To ensure that his plays were as accurate as possible, Andre de Lorde began researching mental illness and soon became acquainted with Alfred Binet. Discovering that Binet was an enthusiastic fan of Grand Guignol theatre, du Lorde quickly established a working partnership that would endure until Binet’s unexpected death in 1911.
Many of the plays de Lorde and Binet wrote together involved maniacal characters who preyed on the innocent and the unwary. They also featured psychological themes and the graphic portrayals of sex and violence with such classics as “Les Invisibles,” “'L'Obsession,” and “'L'Expériment horrible.” One later play, “A Crime In The House of The Insane” would be released by de Lorde in 1923 with Binet listed as co-author. All of these plays were marked by Binet’s personal experiences with mental illness as seen in his patients giving them an air of realism that had never been shown before on stage. Not surprisingly, their productions were often shut down by censors, either in France or in other countries whenever the Grand Guignol theatre company went on tour. Despite the censorship, the Grand Guignol tradition spread to other parts of Europe and would have a powerful influence on horror in the decades that followed.
Still, Grand Guignol plays began to fade in popularity during the first three decades of the Twentieth Century. Largely a victim of his own success, Andre du Lorde found audiences eventually becoming jaded by the various psychological dramas being performed on stage. At the same time, theatres faced new competition due to the rise of the motion picture industry. Rather than attend elaborate theatre productions, moviegoers could simply pop into the nearest movie theatre to see horror movies that were slowly matching Le Theatre du Grand Guignol for chills.
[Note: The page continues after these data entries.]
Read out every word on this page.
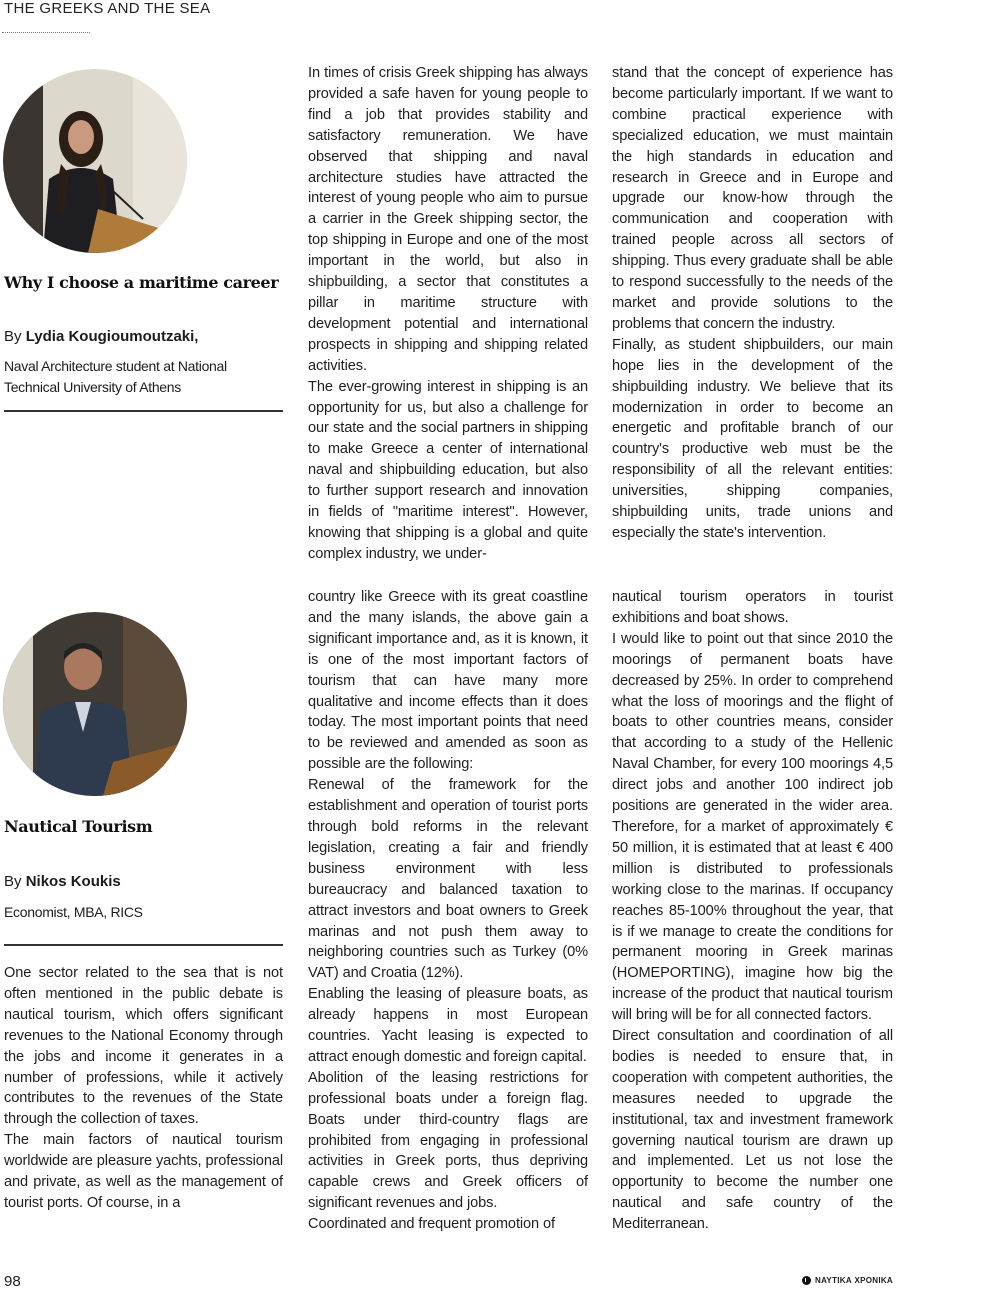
THE GREEKS AND THE SEA
Why I choose a maritime career
By Lydia Kougioumoutzaki,
Naval Architecture student at National Technical University of Athens

In times of crisis Greek shipping has always provided a safe haven for young people to find a job that provides stability and satisfactory remuneration. We have observed that shipping and naval architecture studies have attracted the interest of young people who aim to pursue a carrier in the Greek shipping sector, the top shipping in Europe and one of the most important in the world, but also in shipbuilding, a sector that constitutes a pillar in maritime structure with development potential and international prospects in shipping and shipping related activities.

The ever-growing interest in shipping is an opportunity for us, but also a challenge for our state and the social partners in shipping to make Greece a center of international naval and shipbuilding education, but also to further support research and innovation in fields of "maritime interest". However, knowing that shipping is a global and quite complex industry, we under-

stand that the concept of experience has become particularly important. If we want to combine practical experience with specialized education, we must maintain the high standards in education and research in Greece and in Europe and upgrade our know-how through the communication and cooperation with trained people across all sectors of shipping. Thus every graduate shall be able to respond successfully to the needs of the market and provide solutions to the problems that concern the industry.

Finally, as student shipbuilders, our main hope lies in the development of the shipbuilding industry. We believe that its modernization in order to become an energetic and profitable branch of our country's productive web must be the responsibility of all the relevant entities: universities, shipping companies, shipbuilding units, trade unions and especially the state's intervention.

Nautical Tourism
By Nikos Koukis
Economist, MBA, RICS

One sector related to the sea that is not often mentioned in the public debate is nautical tourism, which offers significant revenues to the National Economy through the jobs and income it generates in a number of professions, while it actively contributes to the revenues of the State through the collection of taxes.

The main factors of nautical tourism worldwide are pleasure yachts, professional and private, as well as the management of tourist ports. Of course, in a

country like Greece with its great coastline and the many islands, the above gain a significant importance and, as it is known, it is one of the most important factors of tourism that can have many more qualitative and income effects than it does today. The most important points that need to be reviewed and amended as soon as possible are the following:

Renewal of the framework for the establishment and operation of tourist ports through bold reforms in the relevant legislation, creating a fair and friendly business environment with less bureaucracy and balanced taxation to attract investors and boat owners to Greek marinas and not push them away to neighboring countries such as Turkey (0% VAT) and Croatia (12%).

Enabling the leasing of pleasure boats, as already happens in most European countries. Yacht leasing is expected to attract enough domestic and foreign capital.

Abolition of the leasing restrictions for professional boats under a foreign flag. Boats under third-country flags are prohibited from engaging in professional activities in Greek ports, thus depriving capable crews and Greek officers of significant revenues and jobs.

Coordinated and frequent promotion of

nautical tourism operators in tourist exhibitions and boat shows.

I would like to point out that since 2010 the moorings of permanent boats have decreased by 25%. In order to comprehend what the loss of moorings and the flight of boats to other countries means, consider that according to a study of the Hellenic Naval Chamber, for every 100 moorings 4,5 direct jobs and another 100 indirect job positions are generated in the wider area. Therefore, for a market of approximately € 50 million, it is estimated that at least € 400 million is distributed to professionals working close to the marinas. If occupancy reaches 85-100% throughout the year, that is if we manage to create the conditions for permanent mooring in Greek marinas (HOMEPORTING), imagine how big the increase of the product that nautical tourism will bring will be for all connected factors.

Direct consultation and coordination of all bodies is needed to ensure that, in cooperation with competent authorities, the measures needed to upgrade the institutional, tax and investment framework governing nautical tourism are drawn up and implemented. Let us not lose the opportunity to become the number one nautical and safe country of the Mediterranean.

98	ΝΑΥΤΙΚΑ ΧΡΟΝΙΚΑ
There was also the growing competition from real-life horrors as well. As Europe survived the first world war, the prospect of a second world war and the growing menace of Nazism and Fascism made Grand Guignol horror seem almost quaint by comparison. Certainly, many of the imaginary horrors being presented on stage could hardly match the rumours about what was happening in Nazi Germany, not to mention postwar revelations about what had been perpetrated in Dachau and Auschwitz. By the 1950s, the age of Grand Guignol productions was effectively over as movies, and eventually television, filled the role they once played.
But Grand Guignol has not been completely forgotten. Many of the creative elements that Andre du Lorde and Alfred Binet brought to the stage have survived to influence generations of horror fans. If their surviving plays seem tame by modern standards, this was only because horror audiences have come to take the thrills and chills pioneered by Lorde and Binet for granted.
It's probably not a coincidence that French film directors and producers have become early pioneers in psychological horror with films such as Les Diaboliques (1957) and Les Yeux Sans Visage (1960). These early French films would go on to redefine horror cinema around the world and confirm the power that psychological horror can have.